All data were extracted independently by two investigators (Lifang Shao and Xiaobo Yu). Disagreement was resolved by discussion. The following data were extracted: authors, name of journal, year of publication, ethnicity and country of study population, inclusion and exclusion criteria, characteristics of cases and controls, numbers of HCC cases and controls, matching criteria, source of controls, HCC confirmation, study design, genotyping methods, genotype frequencies of cases and controls, and interactions between environment factors or genes.

Quality score assessment

Quality of studies was independently assessed by the same two investigators (Lifang Shao and Xiaobo Yu) according to a set of predetermined criteria (Additional file 1: Table S1), which was extracted and modified from previous studies [19,20]. These scores were based on traditional epidemiological considerations, as well as cancer genetic issues. Any disagreement was resolved by discussion between the two investigators. The total scores ranged from 0 (worst) to 24 (best). Studies scoring <16 were classified as “low quality”, and those scoring ≥16 as “high quality”.

Statistical analysis

The unadjusted OR with 95% CI was used to assess the strength of the association between EGF +61A/G polymorphism and HCC risk. The pooled ORs were performed under the allelic contrast (G versus A), co-dominant model (homozygote comparison: GG versus AA, heterozygote comparison: GA versus AA), dominant model (GG + GA versus AA), and recessive model (GG versus GA + AA), respectively. Between-study heterogeneity was measured using a Q-statistic test [21] and an I-square statistic [22]. P less than 0.10 (P < 0.10) was considered representative of significant statistical heterogeneity because of the low power of the statistic. I 2 ranges between 0 and 100%, and represents the proportion of between-study variability that can be attributed to heterogeneity rather than chance. I 2 values of 25%, 50%, and 75% were defined as low, moderate, and high estimates. If the significant Q-statistic indicated heterogeneity across studies, the random-effects model (DerSimonian and Laird method) was used, otherwise the fixed-effects model (Mantel-Haenszel method) was adopted [23]. The Z test was used to assess the significance of the pooled OR and a P-value less than 0.05 (P < 0.05) was considered significant.

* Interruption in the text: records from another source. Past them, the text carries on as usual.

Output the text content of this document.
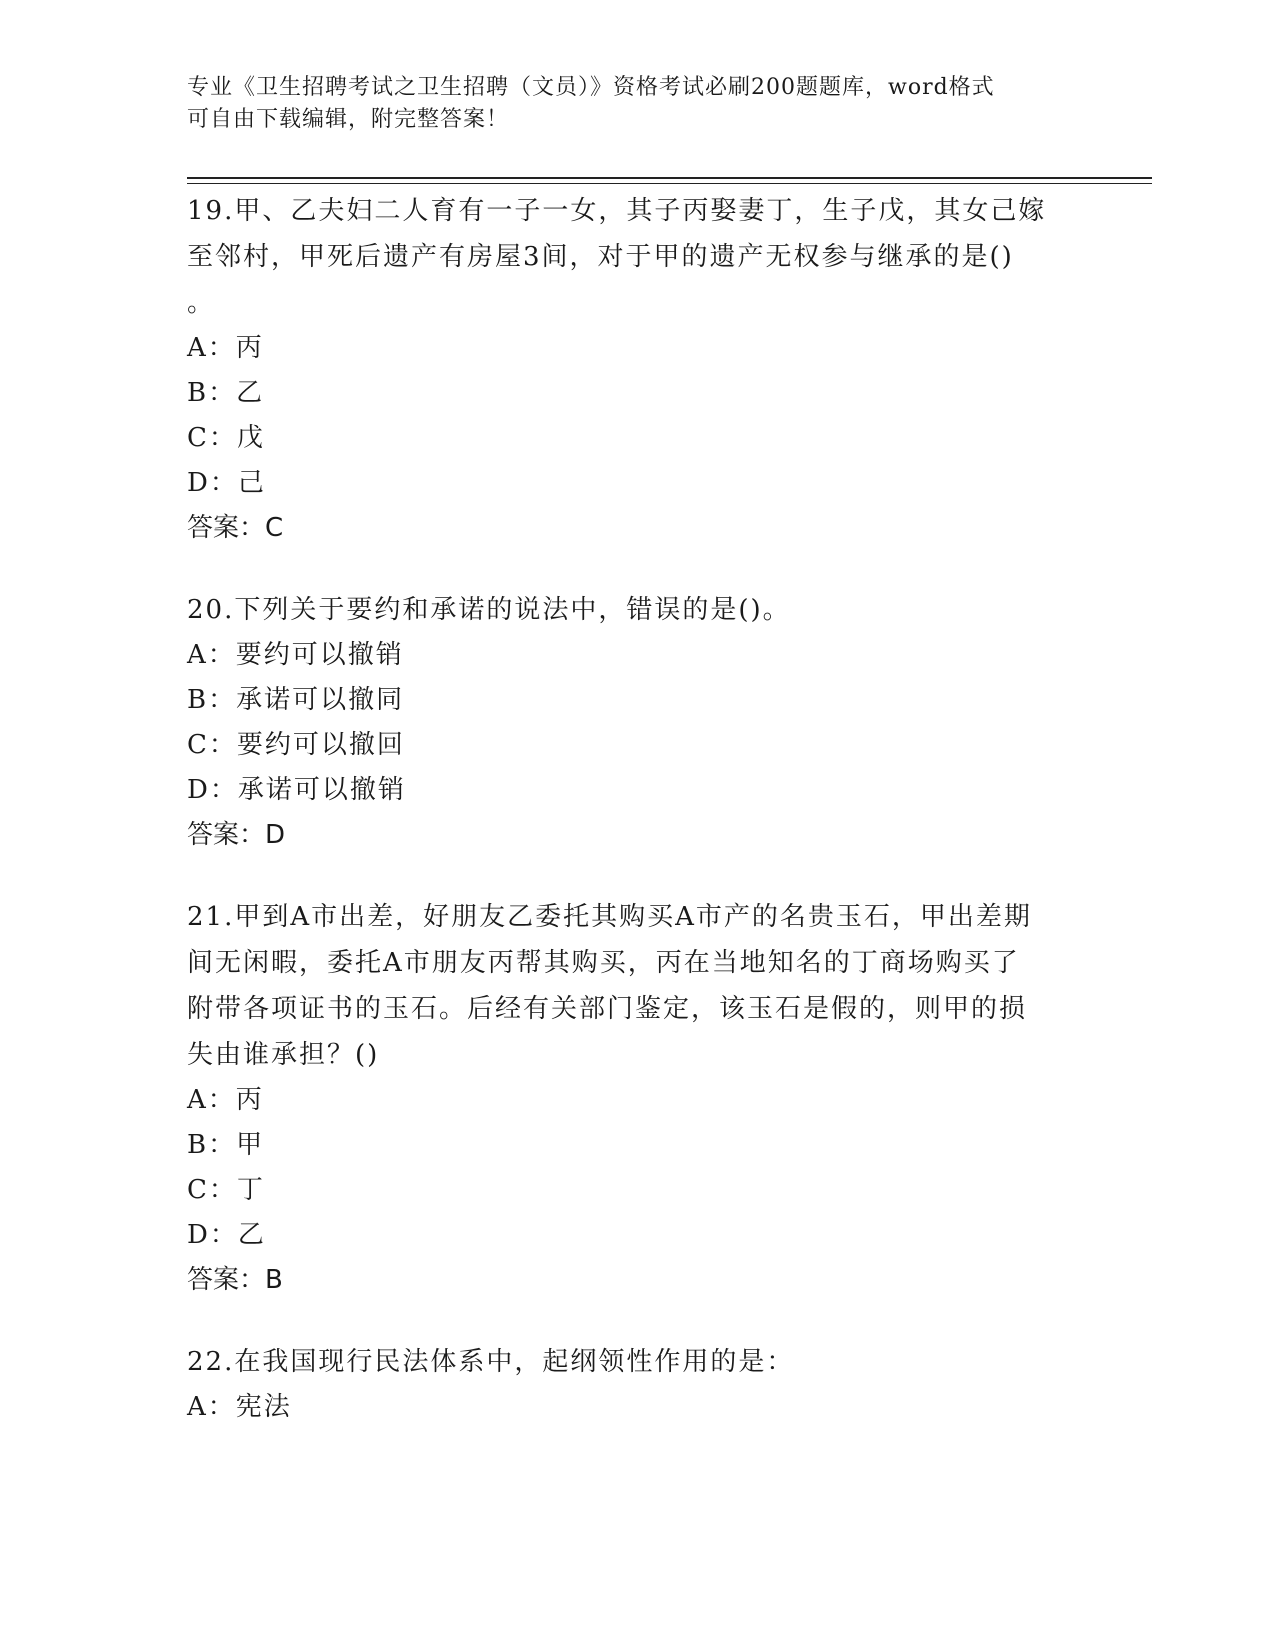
专业《卫生招聘考试之卫生招聘（文员）》资格考试必刷200题题库，word格式
可自由下载编辑，附完整答案！

19.甲、乙夫妇二人育有一子一女，其子丙娶妻丁，生子戊，其女己嫁

至邻村，甲死后遗产有房屋3间，对于甲的遗产无权参与继承的是()

。

A：丙

B：乙

C：戊

D：己

答案：C

20.下列关于要约和承诺的说法中，错误的是()。

A：要约可以撤销

B：承诺可以撤同

C：要约可以撤回

D：承诺可以撤销

答案：D

21.甲到A市出差，好朋友乙委托其购买A市产的名贵玉石，甲出差期

间无闲暇，委托A市朋友丙帮其购买，丙在当地知名的丁商场购买了

附带各项证书的玉石。后经有关部门鉴定，该玉石是假的，则甲的损

失由谁承担？()

A：丙

B：甲

C：丁

D：乙

答案：B

22.在我国现行民法体系中，起纲领性作用的是：

A：宪法
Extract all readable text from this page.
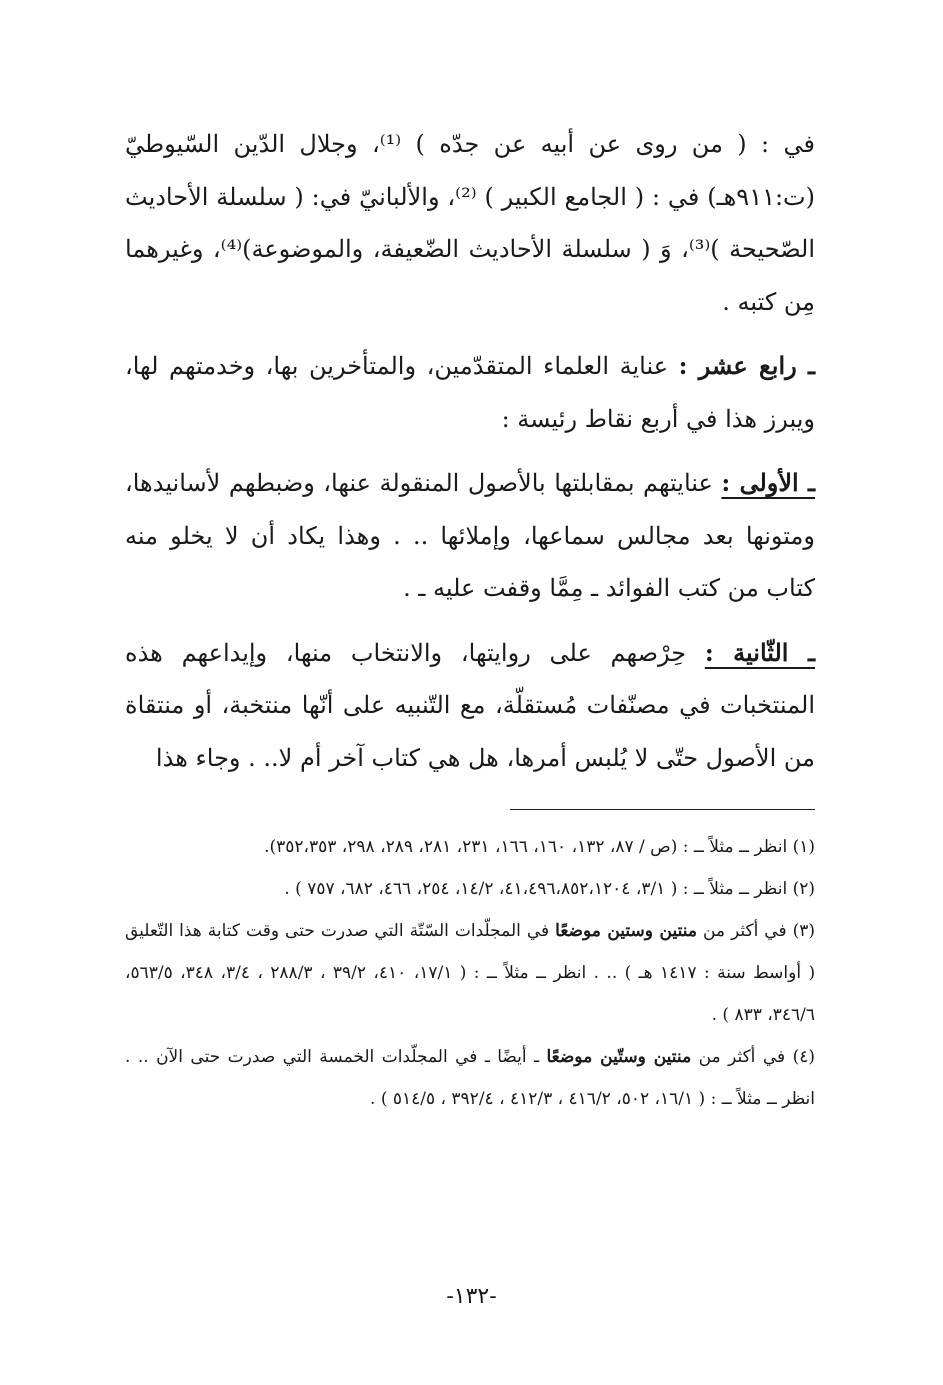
في : ( من روى عن أبيه عن جدّه ) ⁽¹⁾، وجلال الدّين السّيوطيّ (ت:٩١١هـ) في : ( الجامع الكبير ) ⁽²⁾، والألبانيّ في: ( سلسلة الأحاديث الصّحيحة )⁽³⁾، وَ ( سلسلة الأحاديث الضّعيفة، والموضوعة)⁽⁴⁾، وغيرهما مِن كتبه .

ـ رابع عشر : عناية العلماء المتقدّمين، والمتأخرين بها، وخدمتهم لها، ويبرز هذا في أربع نقاط رئيسة :

ـ الأولى : عنايتهم بمقابلتها بالأصول المنقولة عنها، وضبطهم لأسانيدها، ومتونها بعد مجالس سماعها، وإملائها .. . وهذا يكاد أن لا يخلو منه كتاب من كتب الفوائد ـ مِمَّا وقفت عليه ـ .

ـ الثّانية : حِرْصهم على روايتها، والانتخاب منها، وإيداعهم هذه المنتخبات في مصنّفات مُستقلّة، مع التّنبيه على أنّها منتخبة، أو منتقاة من الأصول حتّى لا يُلبس أمرها، هل هي كتاب آخر أم لا.. . وجاء هذا

(١) انظر ــ مثلاً ــ : (ص / ٨٧، ١٣٢، ١٦٠، ١٦٦، ٢٣١، ٢٨١، ٢٨٩، ٢٩٨، ٣٥٢،٣٥٣).

(٢) انظر ــ مثلاً ــ : ( ٣/١، ٤١،٤٩٦،٨٥٢،١٢٠٤، ١٤/٢، ٢٥٤، ٤٦٦، ٦٨٢، ٧٥٧ ) .

(٣) في أكثر من منتين وستين موضعًا في المجلّدات السّتّة التي صدرت حتى وقت كتابة هذا التّعليق ( أواسط سنة : ١٤١٧ هـ ) .. . انظر ــ مثلاً ــ : ( ١٧/١، ٤١٠، ٣٩/٢ ، ٢٨٨/٣ ، ٣/٤، ٣٤٨، ٥٦٣/٥، ٣٤٦/٦، ٨٣٣ ) .

(٤) في أكثر من منتين وستّين موضعًا ـ أيضًا ـ في المجلّدات الخمسة التي صدرت حتى الآن .. . انظر ــ مثلاً ــ : ( ١٦/١، ٥٠٢، ٤١٦/٢ ، ٤١٢/٣ ، ٣٩٢/٤ ، ٥١٤/٥ ) .

-١٣٢-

Subgroup analyses were stratified by racial descent, study quality, source of controls, type of controls, and number of cases, respectively. Furthermore, meta-regression analysis [24] was performed to investigate five potential sources of heterogeneity including ethnicity (Asian populations versus not Asian populations), study quality (high quality studies versus low quality studies), source of controls (Hospital-based versus Population-based), type of controls (healthy controls versus controls with chronic liver diseases) and number of cases (<100 versus ≥100). Statistical significance was defined as a P-value less than 0.10 (P < 0.10) because of the relatively weak statistical power.

To evaluate the stability of the results, sensitivity analyses were performed by sequential omission of individual studies under various comparisons in overall and Asian populations, respectively. Publication bias was investigated by funnel plot. Funnel plot asymmetry was assessed by the method of Egger’s linear regression test [25]. Hardy-Weinberg equilibrium (HWE) was tested by the χ 2 test. All P-values were two-sided. Data analyses were performed using the software Stata version 11.0 (StataCorp LP, College Station, TX, USA).

Results

Eligible studies

The present study met the PRISMA statement (Additional file 2: Checklist S1). A total of 413 potentially relevant records were initially obtained through searching the databases. After removing 127 duplications, 241 records were excluded because of obvious irrelevance to our study aim by browsing the titles and abstracts. According to the inclusion criteria, 32 of the remaining 45 records were further excluded by review of the full texts. The flow chart of the selection process was shown in Figure 1. In total, 13 articles were eligible, of which three provided the data in different populations [12,13,26]. We treated each population as a separate study. As a result, 16 studies (13 articles) including 2475 HCC cases and 5381 controls were identified and included in this meta-analysis [12-16,26-33].
Figure 1

Flow diagram of the study selection process.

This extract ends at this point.